C’est un séisme géopolitique. L’Iran et l’Arabie saoudite ont annoncé vendredi 10 mars, le rétablissement de leurs relations diplomatiques. Protagoniste de ce rapprochement, la Chine se pose ainsi en nouveau patron de la région, évinçant les États-Unis de leur sphère d’influence historique.
Le grand échiquier est en mouvement et en passe de changer de roi. Annoncé vendredi 10 mars, l’accord entre les deux puissances rivales du Moyen-Orient met fin à sept années de brouille diplomatique déclenchées par l’attaque perpétrée par des manifestants iraniens sur des missions diplomatiques saoudiennes peu après l’exécution d’un leader religieux chiite par l’Arabie saoudite. Une surprise et un bouleversement géopolitique à mettre au crédit de la Chine, médiatrice du réchauffement des relations entre Riyad et Téhéran scellé à Pékin, à huis clos.
Le document stipule que les deux pays s’engagent à mettre un terme aux hostilités, qu’il s’agisse d’attaques directes dirigées contre leurs territoires respectifs, ou indirectes ciblant leurs intérêts régionaux. De plus, Arabie saoudite et Iran rouvriront leurs ambassades et consulats dans un délai de deux mois et participeront à un sommet entre Téhéran et les pays du Golfe organisé au cours de cette année.
Pékin assume son statut de puissance diplomatique
Jusqu’ici un acteur économique dont la diplomatie se concentrait sur les affaires, Pékin se contentait de s’exporter en tant que puissance économique refusant toute ingérence dans la politique intérieure de ses partenaires. À cet égard, l’accord médié entre les deux géants du Moyen-Orient, au cœur de tous les conflits chauds comme froids de la région, marque un tournant. La Chine devient ainsi une puissance diplomatique qui assume désormais le rôle géopolitique qui lui échoit de facto compte tenu de la domination qu’elle exerce sur l’économie mondiale. Sortant de sa posture de neutralité en ce début de XXIe siècle, Pékin convertit ce poids économique, en l’espèce celui de premier importateur de pétrole iranien dans un contexte d’embargo, en influence politique.
Historique, ce précédent fait de Pékin un médiateur des crises internationales. Mais préfigure-t-il pour autant d’un rôle de gendarme du monde, à l’instar de celui occupé par les États-Unis de la fin du XXe siècle aux prémices du XXIe ?
De nouvelles alliances évincent les anciennes
L’accord entre l’Arabie saoudite et l’Iran, dont la rivalité mettait notamment en scène un affrontement entre l’islam sunnite et sa branche chiite, porte un coup violent à l’Axe Riyad-Washington et par ricochet, à l’alliance tacite formée par Riyad et Jérusalem, fragilisant l’État Hébreux dans son conflit avec l’Iran.
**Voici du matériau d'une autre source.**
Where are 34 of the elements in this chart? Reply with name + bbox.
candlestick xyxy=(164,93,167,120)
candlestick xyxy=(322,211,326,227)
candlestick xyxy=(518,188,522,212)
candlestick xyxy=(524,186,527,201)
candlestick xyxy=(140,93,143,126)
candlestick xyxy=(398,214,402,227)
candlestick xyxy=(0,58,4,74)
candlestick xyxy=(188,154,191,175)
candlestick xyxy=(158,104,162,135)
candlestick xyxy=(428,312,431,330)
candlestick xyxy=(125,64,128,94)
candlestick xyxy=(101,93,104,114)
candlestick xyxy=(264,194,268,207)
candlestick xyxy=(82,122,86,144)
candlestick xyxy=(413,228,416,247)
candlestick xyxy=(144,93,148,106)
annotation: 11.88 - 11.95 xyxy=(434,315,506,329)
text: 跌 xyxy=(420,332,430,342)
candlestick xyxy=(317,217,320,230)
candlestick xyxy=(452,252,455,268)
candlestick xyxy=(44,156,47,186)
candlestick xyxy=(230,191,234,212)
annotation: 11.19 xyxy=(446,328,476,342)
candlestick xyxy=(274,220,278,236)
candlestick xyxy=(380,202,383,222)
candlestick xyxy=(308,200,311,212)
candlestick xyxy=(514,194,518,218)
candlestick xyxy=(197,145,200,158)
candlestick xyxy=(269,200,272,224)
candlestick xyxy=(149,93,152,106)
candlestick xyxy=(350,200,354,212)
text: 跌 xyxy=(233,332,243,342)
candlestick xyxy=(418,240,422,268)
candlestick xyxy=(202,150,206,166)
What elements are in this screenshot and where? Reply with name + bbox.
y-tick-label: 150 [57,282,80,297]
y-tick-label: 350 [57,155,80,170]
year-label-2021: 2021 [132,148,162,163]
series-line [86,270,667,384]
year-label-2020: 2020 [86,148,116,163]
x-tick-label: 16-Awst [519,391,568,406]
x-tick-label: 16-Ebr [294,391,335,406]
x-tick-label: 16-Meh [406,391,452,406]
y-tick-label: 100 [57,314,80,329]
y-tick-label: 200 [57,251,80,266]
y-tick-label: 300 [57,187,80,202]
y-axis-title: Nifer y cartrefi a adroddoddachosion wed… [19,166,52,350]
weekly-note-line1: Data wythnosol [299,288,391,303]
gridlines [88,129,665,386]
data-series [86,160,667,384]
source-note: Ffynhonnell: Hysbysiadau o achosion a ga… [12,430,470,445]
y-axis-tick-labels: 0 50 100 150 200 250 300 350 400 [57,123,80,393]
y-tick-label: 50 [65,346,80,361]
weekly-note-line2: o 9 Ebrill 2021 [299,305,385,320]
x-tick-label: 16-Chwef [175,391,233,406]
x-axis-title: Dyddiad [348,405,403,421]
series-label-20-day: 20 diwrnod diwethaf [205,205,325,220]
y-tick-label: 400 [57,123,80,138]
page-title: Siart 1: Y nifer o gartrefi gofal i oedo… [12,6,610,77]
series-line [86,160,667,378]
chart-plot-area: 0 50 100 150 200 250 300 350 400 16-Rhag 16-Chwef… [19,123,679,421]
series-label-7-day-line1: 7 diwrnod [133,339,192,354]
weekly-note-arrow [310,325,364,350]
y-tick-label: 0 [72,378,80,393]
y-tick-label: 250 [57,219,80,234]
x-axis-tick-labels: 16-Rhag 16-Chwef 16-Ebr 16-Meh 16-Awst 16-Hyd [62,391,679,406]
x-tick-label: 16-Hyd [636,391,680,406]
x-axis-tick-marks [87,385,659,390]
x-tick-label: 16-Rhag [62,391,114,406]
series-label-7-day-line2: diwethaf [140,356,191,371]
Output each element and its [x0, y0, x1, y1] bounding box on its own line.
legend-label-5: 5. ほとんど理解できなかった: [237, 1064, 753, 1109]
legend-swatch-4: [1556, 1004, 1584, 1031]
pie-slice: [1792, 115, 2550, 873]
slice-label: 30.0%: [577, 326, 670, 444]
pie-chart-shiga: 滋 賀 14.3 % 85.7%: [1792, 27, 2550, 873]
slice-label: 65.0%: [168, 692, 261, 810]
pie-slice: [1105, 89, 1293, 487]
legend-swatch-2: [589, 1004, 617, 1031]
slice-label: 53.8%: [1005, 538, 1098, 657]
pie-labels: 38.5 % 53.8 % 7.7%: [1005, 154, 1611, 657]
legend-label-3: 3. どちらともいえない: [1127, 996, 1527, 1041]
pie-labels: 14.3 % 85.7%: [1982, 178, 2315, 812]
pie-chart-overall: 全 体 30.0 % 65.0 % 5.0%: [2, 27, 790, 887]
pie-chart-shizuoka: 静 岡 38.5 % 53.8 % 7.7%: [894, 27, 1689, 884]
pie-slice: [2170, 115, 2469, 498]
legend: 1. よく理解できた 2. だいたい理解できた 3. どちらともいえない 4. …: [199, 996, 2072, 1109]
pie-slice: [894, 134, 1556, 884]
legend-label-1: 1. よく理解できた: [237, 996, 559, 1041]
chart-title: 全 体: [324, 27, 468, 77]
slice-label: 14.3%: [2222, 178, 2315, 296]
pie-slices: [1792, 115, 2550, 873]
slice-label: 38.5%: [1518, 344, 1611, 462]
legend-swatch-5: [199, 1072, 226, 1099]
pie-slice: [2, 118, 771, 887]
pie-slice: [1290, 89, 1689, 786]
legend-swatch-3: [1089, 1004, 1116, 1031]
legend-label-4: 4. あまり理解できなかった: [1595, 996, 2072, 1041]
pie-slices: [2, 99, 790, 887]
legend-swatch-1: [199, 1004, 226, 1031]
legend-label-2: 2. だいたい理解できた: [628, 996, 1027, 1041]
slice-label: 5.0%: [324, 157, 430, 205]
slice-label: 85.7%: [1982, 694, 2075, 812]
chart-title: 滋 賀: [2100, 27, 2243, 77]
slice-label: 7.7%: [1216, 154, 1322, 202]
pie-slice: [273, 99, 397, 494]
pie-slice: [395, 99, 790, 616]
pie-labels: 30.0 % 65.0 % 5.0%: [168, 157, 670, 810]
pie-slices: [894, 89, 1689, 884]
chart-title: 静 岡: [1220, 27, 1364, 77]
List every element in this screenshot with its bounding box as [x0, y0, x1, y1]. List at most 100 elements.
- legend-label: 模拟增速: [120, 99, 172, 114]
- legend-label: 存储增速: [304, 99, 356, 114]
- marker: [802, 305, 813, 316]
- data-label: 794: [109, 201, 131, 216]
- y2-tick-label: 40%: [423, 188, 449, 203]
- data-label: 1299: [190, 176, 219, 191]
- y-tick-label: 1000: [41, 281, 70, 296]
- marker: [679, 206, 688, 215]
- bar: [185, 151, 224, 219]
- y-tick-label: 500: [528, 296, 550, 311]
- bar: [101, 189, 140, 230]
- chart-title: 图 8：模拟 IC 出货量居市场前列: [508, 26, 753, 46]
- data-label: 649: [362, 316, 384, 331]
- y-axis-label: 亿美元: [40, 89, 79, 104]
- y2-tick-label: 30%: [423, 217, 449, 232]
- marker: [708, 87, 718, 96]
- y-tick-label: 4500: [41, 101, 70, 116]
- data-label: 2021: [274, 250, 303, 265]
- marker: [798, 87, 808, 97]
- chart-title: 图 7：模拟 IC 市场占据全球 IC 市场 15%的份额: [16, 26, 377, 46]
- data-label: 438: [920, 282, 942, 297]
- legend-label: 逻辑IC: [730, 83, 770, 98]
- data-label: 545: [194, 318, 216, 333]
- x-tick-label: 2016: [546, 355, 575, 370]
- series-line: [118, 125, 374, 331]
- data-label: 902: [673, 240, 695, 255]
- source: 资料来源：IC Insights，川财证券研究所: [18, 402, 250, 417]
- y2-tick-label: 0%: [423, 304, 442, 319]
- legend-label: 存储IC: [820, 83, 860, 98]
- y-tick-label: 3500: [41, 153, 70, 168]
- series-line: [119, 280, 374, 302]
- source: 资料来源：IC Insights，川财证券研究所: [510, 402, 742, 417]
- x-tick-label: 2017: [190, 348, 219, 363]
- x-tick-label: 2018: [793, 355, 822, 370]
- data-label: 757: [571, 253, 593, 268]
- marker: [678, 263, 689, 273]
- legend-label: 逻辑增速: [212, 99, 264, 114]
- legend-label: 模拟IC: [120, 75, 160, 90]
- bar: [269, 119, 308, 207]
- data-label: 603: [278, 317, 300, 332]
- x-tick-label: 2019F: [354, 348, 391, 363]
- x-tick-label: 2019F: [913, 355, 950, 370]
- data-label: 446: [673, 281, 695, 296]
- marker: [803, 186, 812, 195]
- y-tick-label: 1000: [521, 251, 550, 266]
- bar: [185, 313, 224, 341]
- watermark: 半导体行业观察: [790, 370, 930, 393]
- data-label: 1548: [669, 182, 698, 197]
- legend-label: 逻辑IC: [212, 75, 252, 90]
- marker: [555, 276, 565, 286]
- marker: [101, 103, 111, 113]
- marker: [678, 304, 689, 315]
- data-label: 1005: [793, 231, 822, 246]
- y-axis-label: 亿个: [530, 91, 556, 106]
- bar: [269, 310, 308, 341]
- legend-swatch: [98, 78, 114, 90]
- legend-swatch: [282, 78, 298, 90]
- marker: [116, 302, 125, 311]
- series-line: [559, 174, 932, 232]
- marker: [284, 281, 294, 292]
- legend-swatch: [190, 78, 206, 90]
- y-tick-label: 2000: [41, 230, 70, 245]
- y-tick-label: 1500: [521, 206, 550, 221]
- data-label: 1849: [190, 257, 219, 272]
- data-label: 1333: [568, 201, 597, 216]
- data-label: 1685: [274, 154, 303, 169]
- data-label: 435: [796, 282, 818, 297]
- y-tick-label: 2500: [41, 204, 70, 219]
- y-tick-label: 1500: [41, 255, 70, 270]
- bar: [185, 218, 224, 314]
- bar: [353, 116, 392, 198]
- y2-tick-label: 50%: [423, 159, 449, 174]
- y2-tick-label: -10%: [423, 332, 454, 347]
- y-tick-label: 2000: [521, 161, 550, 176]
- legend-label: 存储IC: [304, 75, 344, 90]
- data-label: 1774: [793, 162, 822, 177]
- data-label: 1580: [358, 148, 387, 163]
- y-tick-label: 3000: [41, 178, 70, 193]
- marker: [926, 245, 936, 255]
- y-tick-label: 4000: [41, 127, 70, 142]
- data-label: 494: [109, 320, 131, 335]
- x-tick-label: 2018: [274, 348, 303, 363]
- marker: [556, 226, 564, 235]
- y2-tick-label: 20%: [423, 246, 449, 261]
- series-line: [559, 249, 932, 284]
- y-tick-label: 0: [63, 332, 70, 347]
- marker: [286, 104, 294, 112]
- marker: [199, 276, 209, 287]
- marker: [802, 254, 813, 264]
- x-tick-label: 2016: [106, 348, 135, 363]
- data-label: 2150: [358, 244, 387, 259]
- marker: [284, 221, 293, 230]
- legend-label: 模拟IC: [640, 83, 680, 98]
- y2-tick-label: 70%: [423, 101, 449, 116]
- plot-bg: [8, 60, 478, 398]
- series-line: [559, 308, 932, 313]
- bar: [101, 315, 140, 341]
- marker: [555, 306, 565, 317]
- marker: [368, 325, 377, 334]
Par ailleurs, le rapprochement Riyad-Téhéran sort ce dernier de sa relative marginalisation portée par les États-Unis depuis 2018 et la dénonciation par Donald Trump de l’accord sur le nucléaire iranien.
Au-delà des trois protagonistes, cet accord pourrait avoir un impact sur la guerre au Yémen. Il représente un espoir de paix dans ce pays victime du bras de fer entre Riyad et Téhéran depuis une décennie. Les effets de ce conflit par proxy sur la population yéménite valent au pays le classement de pire crise humanitaire au monde selon l’ONU. Enfin, les nouvelles ambitions de Pékin sur la scène internationale pourraient préfigurer d’une implication accrue dans le conflit russo-ukrainien dont la Chine détient indéniablement la clé.